おそらく受験の際の勉強に関しては美咲さんがついていたから、姉に時間を割いて勉強を見てもらっているっていう状況があったから嫌でも頑張れたんだろ)
チラリと横目でゴロゴロとソファを転がりながら少しずつ元気を取り戻し、機嫌のよくなり始めた千沙都を盗み見る。
「……スカート。気をつけろよ、あんまり動き回ると見えるぞ」
「はぁ!? ちょっとやめてよ。どこ見てんのよ! このスケベ!」
忠告してすぐに視線を逸らした晃一に、顔を赤くしながら千沙都は寝転がった姿勢は崩さずにそのまま足のつま先で晃一の背中を小突く。
(頑張れるってことはそれだけですごいことだ。つまり、頑張れる状況と環境さえ用意してやればこいつはしっかりと勉強に向き合える。最初はすぐに結果がついてこないかもしれないけれど、弱点を少しずつ潰していけばちょっとずつでも成績が上がるはずだ。
あと、今渡したアイスですぐに機嫌がよくなったってところを見ると褒美があったり気分転換ができれば、集中力はある程度すぐに戻せそう……か)

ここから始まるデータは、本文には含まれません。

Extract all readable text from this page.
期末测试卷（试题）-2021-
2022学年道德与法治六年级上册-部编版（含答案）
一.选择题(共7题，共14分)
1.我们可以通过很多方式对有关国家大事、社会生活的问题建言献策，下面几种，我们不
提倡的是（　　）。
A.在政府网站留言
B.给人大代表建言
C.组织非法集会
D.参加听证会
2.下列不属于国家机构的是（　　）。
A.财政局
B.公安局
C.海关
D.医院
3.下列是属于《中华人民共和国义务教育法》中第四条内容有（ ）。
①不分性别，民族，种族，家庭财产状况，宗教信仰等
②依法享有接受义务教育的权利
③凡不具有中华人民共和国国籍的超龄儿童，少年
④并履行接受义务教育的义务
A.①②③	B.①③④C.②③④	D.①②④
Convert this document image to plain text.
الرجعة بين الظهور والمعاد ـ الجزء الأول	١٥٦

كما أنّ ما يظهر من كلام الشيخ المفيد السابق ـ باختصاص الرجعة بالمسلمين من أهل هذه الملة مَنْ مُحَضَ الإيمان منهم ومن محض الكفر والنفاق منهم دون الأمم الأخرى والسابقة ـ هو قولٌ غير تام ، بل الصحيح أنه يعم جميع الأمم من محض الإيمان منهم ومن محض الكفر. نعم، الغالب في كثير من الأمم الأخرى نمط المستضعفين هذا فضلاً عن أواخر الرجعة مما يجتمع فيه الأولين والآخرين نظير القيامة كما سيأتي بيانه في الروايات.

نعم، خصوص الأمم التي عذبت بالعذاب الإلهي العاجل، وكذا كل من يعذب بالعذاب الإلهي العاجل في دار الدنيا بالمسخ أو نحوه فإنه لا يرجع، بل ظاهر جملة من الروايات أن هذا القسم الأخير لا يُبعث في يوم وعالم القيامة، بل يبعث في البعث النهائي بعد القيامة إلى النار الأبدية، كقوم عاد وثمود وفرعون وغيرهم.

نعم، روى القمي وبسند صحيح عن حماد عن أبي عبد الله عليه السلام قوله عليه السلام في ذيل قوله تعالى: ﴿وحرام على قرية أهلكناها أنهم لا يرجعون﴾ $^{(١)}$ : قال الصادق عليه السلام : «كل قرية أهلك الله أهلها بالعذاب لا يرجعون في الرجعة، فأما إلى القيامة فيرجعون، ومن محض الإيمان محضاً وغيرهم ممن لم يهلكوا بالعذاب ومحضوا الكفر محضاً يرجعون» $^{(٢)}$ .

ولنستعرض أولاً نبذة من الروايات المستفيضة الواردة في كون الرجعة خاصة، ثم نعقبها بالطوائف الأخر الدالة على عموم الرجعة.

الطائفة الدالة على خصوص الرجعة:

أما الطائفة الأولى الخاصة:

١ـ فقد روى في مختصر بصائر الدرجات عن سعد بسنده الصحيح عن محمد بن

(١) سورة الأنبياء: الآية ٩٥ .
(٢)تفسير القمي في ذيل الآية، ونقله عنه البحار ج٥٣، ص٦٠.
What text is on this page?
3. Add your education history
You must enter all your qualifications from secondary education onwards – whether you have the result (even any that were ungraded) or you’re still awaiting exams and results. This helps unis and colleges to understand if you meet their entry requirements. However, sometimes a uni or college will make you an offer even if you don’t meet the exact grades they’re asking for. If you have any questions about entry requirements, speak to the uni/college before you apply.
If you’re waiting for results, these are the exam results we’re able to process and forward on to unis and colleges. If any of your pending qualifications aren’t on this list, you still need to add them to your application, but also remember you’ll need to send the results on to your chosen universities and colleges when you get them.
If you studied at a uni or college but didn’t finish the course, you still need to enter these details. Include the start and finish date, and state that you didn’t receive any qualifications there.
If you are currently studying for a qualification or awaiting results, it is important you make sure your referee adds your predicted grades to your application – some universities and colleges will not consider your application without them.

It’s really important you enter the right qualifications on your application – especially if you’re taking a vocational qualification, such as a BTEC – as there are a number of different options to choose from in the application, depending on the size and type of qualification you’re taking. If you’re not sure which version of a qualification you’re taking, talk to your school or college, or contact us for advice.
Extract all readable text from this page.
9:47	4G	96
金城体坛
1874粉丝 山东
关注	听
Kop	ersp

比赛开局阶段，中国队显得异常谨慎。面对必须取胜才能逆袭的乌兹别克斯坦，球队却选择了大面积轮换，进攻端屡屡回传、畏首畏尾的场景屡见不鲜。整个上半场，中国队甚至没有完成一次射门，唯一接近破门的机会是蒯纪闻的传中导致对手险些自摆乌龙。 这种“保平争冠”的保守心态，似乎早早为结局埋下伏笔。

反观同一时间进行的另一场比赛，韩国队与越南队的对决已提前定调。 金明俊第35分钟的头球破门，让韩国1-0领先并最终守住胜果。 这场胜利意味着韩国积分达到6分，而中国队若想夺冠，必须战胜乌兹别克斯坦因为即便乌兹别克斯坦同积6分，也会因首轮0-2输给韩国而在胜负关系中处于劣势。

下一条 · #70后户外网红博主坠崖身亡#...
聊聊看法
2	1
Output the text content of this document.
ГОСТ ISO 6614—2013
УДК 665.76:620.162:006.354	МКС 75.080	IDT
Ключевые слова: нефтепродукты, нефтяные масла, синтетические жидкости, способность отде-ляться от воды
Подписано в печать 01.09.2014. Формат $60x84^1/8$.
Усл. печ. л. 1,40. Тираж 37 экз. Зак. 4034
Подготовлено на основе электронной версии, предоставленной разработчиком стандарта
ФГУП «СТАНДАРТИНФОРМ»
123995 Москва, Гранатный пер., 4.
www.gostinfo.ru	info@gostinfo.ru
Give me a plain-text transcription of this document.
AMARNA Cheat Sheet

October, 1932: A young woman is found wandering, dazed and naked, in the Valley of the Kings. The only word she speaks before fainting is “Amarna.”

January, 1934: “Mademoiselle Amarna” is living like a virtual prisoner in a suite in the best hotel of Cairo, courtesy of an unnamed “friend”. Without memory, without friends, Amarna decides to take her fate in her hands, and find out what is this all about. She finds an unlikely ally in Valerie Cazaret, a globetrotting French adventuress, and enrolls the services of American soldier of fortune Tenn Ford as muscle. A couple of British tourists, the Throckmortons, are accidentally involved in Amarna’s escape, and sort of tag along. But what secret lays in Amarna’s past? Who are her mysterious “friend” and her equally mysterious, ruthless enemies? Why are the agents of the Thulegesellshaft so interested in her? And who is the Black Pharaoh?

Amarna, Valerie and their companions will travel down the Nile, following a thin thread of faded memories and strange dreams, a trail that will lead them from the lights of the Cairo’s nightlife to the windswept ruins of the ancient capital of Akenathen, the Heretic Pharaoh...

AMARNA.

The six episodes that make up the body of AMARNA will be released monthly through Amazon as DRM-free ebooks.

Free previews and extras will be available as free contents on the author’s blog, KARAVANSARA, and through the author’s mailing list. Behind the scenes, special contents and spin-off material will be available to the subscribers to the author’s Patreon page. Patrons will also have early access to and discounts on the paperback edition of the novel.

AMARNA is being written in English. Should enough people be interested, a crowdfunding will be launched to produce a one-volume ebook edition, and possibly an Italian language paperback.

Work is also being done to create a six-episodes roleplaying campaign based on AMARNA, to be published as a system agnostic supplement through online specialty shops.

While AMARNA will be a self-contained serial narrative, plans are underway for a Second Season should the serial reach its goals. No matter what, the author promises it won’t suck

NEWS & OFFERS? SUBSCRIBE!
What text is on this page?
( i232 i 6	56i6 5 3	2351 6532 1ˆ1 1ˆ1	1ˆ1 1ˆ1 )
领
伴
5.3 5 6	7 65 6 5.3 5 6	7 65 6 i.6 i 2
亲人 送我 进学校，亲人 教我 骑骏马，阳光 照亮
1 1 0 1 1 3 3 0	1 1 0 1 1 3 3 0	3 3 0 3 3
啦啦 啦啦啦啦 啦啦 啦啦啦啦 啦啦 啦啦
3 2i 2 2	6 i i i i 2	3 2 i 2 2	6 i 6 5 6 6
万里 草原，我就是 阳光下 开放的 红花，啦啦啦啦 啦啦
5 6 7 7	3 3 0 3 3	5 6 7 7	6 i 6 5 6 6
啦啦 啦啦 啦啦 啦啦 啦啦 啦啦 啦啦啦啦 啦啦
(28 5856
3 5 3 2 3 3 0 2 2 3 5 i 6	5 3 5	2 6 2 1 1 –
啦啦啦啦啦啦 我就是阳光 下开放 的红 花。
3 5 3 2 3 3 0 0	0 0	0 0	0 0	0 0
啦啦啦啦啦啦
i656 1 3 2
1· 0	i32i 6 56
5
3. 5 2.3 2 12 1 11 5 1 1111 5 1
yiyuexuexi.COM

そう考えるものの、問題は次の期末試験までの期間があまり残されていないということ。
いつの間にか、今後の千沙都の勉強についても知らずに考えていることに気づかないまま晃一は今回の期末試験の千沙都の勉強方法について、ある程度の方針を固めた。
「っていうかいつまで俺の背中蹴ってるんだよ! いい加減にしろこの野郎!」
「うっさい! あんたが私のパンツ見ようとするのが悪いんでしょうが!」
「誰がお前のパンツなんか見るか! 大体、そんなこと言ってたらおちおち洗濯物も干せねえわ!」
「ちょっ、嘘でしょ! あんたもしかして私の下着を干したりしてないでしょうね!」
「むしろこの三ヶ月誰が家事手伝ってきたと思ってるんだ! さっきから結構感じてたけどお前って結構ポンコツだろ! 変なところで抜けてんだよ!」
「誰がポンコツよ誰が! あ~もう頭きた! ちょっと成績がいいからって調子に乗って! 絶対に許さない!」
「ほ~そうか、そうか。ひとに勉強を教わっておきながらその態度。上等! お前には一度殊勝な態度ってやつを学ばせてやる!」
一日前には想像もつかないほど多くの言葉を交わし、くだらない言い争いを繰り広げる晃一と千沙都。そんなやりとりはこの後しばらくの間続き、二人が気づかない間に帰宅していた礼次郎、亮子はその光景を見て僅かに笑みを浮かべ、陽菜は不思議そうにその光景を眺めるのであった。